Sugito mengatakan, pihaknya yakin Yusril dan Mahfud dapat hadir untuk meyakinkan penyidik bahwa Rizieq tidak bersalah seperti yang mereka sangkakan selama ini.
Habib Rizieq menjadi tersangka atas kasus yang dilaporkan Sukmawati Soekarnoputri.
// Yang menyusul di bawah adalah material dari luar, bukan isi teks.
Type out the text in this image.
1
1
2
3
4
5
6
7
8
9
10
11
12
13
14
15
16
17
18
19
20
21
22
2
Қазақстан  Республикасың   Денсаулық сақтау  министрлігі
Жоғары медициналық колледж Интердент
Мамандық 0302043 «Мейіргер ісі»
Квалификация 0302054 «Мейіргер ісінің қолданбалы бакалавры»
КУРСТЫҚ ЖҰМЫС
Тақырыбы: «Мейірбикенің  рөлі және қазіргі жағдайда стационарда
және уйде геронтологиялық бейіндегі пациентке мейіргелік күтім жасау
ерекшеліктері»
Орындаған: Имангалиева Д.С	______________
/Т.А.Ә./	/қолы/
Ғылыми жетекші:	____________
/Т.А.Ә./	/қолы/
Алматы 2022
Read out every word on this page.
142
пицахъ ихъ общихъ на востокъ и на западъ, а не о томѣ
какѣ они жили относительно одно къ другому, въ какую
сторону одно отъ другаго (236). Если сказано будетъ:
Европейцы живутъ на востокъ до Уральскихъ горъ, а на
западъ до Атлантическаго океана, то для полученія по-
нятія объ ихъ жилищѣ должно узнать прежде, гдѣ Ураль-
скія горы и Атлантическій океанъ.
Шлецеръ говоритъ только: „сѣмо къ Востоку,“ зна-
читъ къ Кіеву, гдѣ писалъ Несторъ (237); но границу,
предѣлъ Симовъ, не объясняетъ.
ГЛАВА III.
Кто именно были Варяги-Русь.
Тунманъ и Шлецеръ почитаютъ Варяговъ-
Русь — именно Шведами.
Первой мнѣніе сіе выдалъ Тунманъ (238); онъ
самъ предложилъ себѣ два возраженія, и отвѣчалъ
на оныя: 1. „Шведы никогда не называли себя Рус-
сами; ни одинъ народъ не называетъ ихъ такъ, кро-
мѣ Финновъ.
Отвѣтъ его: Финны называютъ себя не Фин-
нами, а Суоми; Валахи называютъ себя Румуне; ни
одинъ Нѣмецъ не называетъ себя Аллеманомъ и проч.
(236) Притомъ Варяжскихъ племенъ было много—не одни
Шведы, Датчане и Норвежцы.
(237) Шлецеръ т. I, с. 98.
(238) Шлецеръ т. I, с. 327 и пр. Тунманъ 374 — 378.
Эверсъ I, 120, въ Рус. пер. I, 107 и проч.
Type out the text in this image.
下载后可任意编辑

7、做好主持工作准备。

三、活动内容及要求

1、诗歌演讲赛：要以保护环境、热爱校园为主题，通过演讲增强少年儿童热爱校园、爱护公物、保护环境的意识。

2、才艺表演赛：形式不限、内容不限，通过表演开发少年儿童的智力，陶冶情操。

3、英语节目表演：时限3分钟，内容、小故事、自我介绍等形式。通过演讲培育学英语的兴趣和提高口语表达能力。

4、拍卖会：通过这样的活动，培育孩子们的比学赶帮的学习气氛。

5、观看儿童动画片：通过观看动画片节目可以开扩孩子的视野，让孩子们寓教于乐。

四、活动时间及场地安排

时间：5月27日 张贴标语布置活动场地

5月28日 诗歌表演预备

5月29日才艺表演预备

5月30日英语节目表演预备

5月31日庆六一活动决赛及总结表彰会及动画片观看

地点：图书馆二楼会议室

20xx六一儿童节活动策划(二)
Rizieq dikenakan pasal 154 a KUHP dan pasal 320 KUHP.
Yusril Siap Jadi Saksi Ahli
Berbeda dengan Mahfud MD, Pakar Hukum Tata Negara Yusril Ihza Mahendra menyatakan kesiapannya untuk memberikan keterangan yang menguntungkan bagi Rizieq Shihab yang kini ditetapkan sebagai tersangka dalam kasus penodaan Pancasila di Polda Jawa Barat.
"Saya bersedia untuk dimintai keterangan baik sebagai ahli maupun sebagai saksi yang menguntungkan bagi tersangka Habib Rizieq Shihab," ujar Yusril dalam keterangannya, Jumat (24/2/2017).
Yusril mengaku dia menguasai falsafah negara Indonesia, termasuk sejarah penyusunan Undang-Undang Dasar 1945.
Dia juga selama ini mengajar mata kuliah Sejarah Ketatanegaraan Republik Indonesia di Fakultas Hukum Universitas Indonesia.
“Jadi agaknya cukup faham untuk menerangkan apa yang sekarang dipersangkakan kepada Habib Rizieq," kata Yusril.